Eden Hazard has been involved in 50% of Chelsea's Premier League goals this season.
— TweetChelseaUK (@TweetChelseaUK) May 5, 2019
16 goals.
15 assists.
That is astonishing. pic.twitter.com/71Nq3f3Tkx
Jeśli chodzi o Watford - ta ekipa któryś sezon z rzędu powtarza znany scenariusz: Bardzo dobra gra od początku sezonu aż do lutego/marca, a następnie totalny zjazd formy i dostarczanie punktów każdemu, kto się nawinie. Bardzo słabo prezentowali się Gerrard Deulofeu czy Troy Deeney, a Roberto Pereyra już od dłuższego czasu nie prezentuje zbyt wysokiej dyspozycji. Ciężko stwierdzić, z czego wynika taka apatia w końcówkach sezonu w wykonaniu "Szerszeni", więc Javi Gracia ma nie lada orzech do zgryzienia. Mimo wszystko fanów Watfordu dobry humor nie opuszczał.
"It's happened again, Tottenham Hotspur, its happened again."
— Mark Worrall (@gate17marco) May 5, 2019
Loudest chant of the day so far... Watford fans joining in
😂 😂#cfc
Chelsea - Watford 3:0 (48' Loftus-Cheek, 51' Luiz, 75' Higuain)
Huddersfield: Lossl - Durm (46' Smith), Schindler, Kongolo, Lowe - Mooy, Bacuna, Hogg - Mbenza (90+1' Diakhaby), Ahearne-Grant, Pritchard
Manchester United: de Gea - Young, Lindelof (83' Dalot), Jones, Shaw - Pogba, Matić (53' Herrera), McTominay, Mata - Rashford, Sanchez (54' Chong)
Na drugim biegunie znalazł się Manchester United, który stracił punkty z Huddersfield. Wypada tutaj parafrazować klasyka: "Proszę Pana, z całym szacunkiem do nich, ale jeśli remisujemy z tak słabą drużyną, która wygrała 3 mecze na 37, to czujemy się, jakbyśmy z nimi spadli z tej ligi". Gra Manchesteru United w ostatnich tygodniach to jest po prostu tragedia i Ole Gunnara Solskjaera czeka bardzo dużo pracy, żeby przywrócić godność temu utytułowanemu klubowi. Przede wszystkim trzeba zacząć od pozbycia się zgniłych jabłek, czyli... jakichś 2/3 obecnej drużyny. Nie zazdroszczę.
I think it's time @ManUtd stopped calling themselves a 'Big Club'.
— Piers Morgan (@piersmorgan) May 5, 2019
Huddersfield - Manchester United 1:1 (60' Mbenza - 8' McTominay)
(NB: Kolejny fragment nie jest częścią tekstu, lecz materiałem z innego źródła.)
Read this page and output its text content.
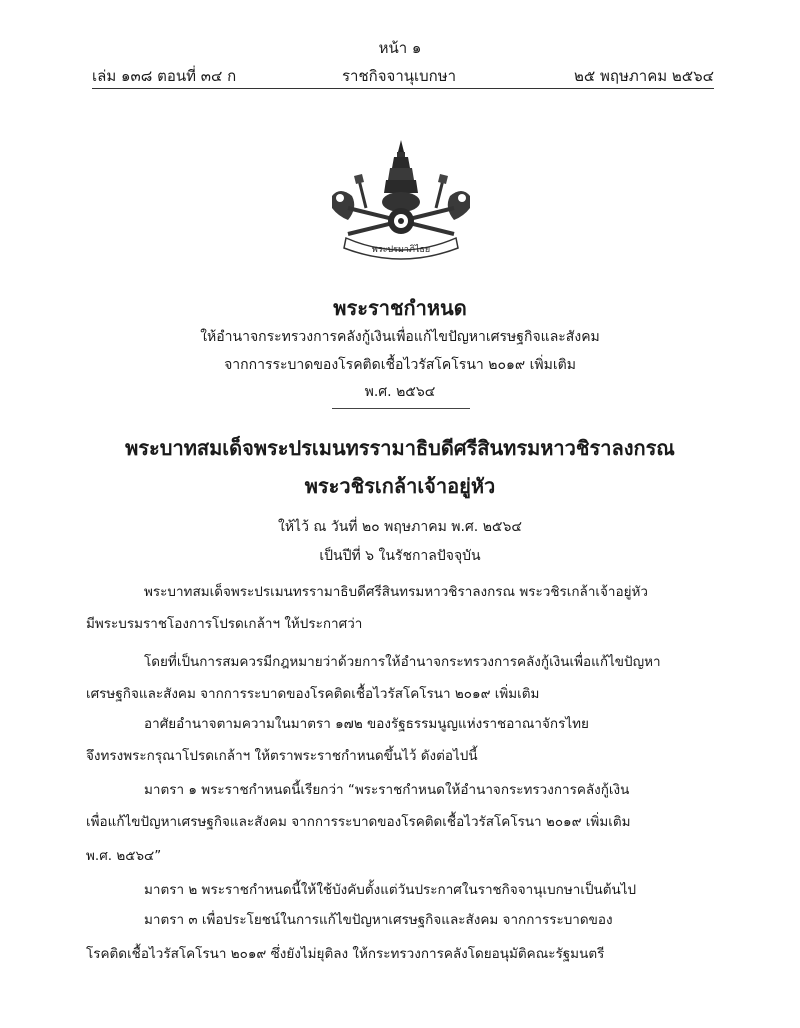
หน้า ๑
เล่ม ๑๓๘ ตอนที่ ๓๔ ก	ราชกิจจานุเบกษา	๒๕ พฤษภาคม ๒๕๖๔
พระปรมาภิไธย
พระราชกำหนด
ให้อำนาจกระทรวงการคลังกู้เงินเพื่อแก้ไขปัญหาเศรษฐกิจและสังคม
จากการระบาดของโรคติดเชื้อไวรัสโคโรนา ๒๐๑๙ เพิ่มเติม
พ.ศ. ๒๕๖๔
พระบาทสมเด็จพระปรเมนทรรามาธิบดีศรีสินทรมหาวชิราลงกรณ
พระวชิรเกล้าเจ้าอยู่หัว
ให้ไว้ ณ วันที่ ๒๐ พฤษภาคม พ.ศ. ๒๕๖๔
เป็นปีที่ ๖ ในรัชกาลปัจจุบัน
พระบาทสมเด็จพระปรเมนทรรามาธิบดีศรีสินทรมหาวชิราลงกรณ พระวชิรเกล้าเจ้าอยู่หัว
มีพระบรมราชโองการโปรดเกล้าฯ ให้ประกาศว่า
โดยที่เป็นการสมควรมีกฎหมายว่าด้วยการให้อำนาจกระทรวงการคลังกู้เงินเพื่อแก้ไขปัญหา
เศรษฐกิจและสังคม จากการระบาดของโรคติดเชื้อไวรัสโคโรนา ๒๐๑๙ เพิ่มเติม
อาศัยอำนาจตามความในมาตรา ๑๗๒ ของรัฐธรรมนูญแห่งราชอาณาจักรไทย
จึงทรงพระกรุณาโปรดเกล้าฯ ให้ตราพระราชกำหนดขึ้นไว้ ดังต่อไปนี้
มาตรา ๑ พระราชกำหนดนี้เรียกว่า “พระราชกำหนดให้อำนาจกระทรวงการคลังกู้เงิน
เพื่อแก้ไขปัญหาเศรษฐกิจและสังคม จากการระบาดของโรคติดเชื้อไวรัสโคโรนา ๒๐๑๙ เพิ่มเติม
พ.ศ. ๒๕๖๔”
มาตรา ๒ พระราชกำหนดนี้ให้ใช้บังคับตั้งแต่วันประกาศในราชกิจจานุเบกษาเป็นต้นไป
มาตรา ๓ เพื่อประโยชน์ในการแก้ไขปัญหาเศรษฐกิจและสังคม จากการระบาดของ
โรคติดเชื้อไวรัสโคโรนา ๒๐๑๙ ซึ่งยังไม่ยุติลง ให้กระทรวงการคลังโดยอนุมัติคณะรัฐมนตรี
Arsenal: Leno - Lichsteiner (77' Kolasinac), Mustafi, Sokratis, Monreal- Mkhitaryan (77' Guendouzi), Torreira, Xhaka (77' Iwobi), Ozil - Lacazette, Aubameyang
Brighton: Ryan - Saltor, Duffy, Dunk, Bernardo - Gross, Stephens, Bissouma - Jahanabakhsh (46' Knockaert), Murray (78' Andone), March
Humor fanom Manchesteru United postanowili poprawić zawodnicy Arsenalu. Oni również dokonali nie lada sztuki, ponieważ stracili punkty z drużyną, która ostatni mecz wygrała 9 marca. Gra "Kanonierów" ostatnimi czasy również pozostawia wiele do życzenia, a dzisiaj stało się jasne, że jedyną drogą podopiecznych Unaia Emery'ego do Ligi Mistrzów jest wygranie Ligi Europy. Czy się uda? W dyspozycji z ostatnich tygodni jest to wątpliwe.
How every Arsenal fan feels right now...#ARSBRI pic.twitter.com/DvaZOkG78b
— Football Daily (@footballdaily) May 5, 2019
A jeśli chodzi o rzeczy pozaboiskowe - na pewno na uwagę zasługuje piękne pożegnanie, na jakie wieloma latami gry w barwach Arsenalu zapracował sobie Aaron Ramsey.
😢 A tearful Aaron Ramsey waves goodbye to the Emirates Stadium!
— Sky Sports Premier League (@SkySportsPL) May 5, 2019
"A player of his quality shouldn't be leaving."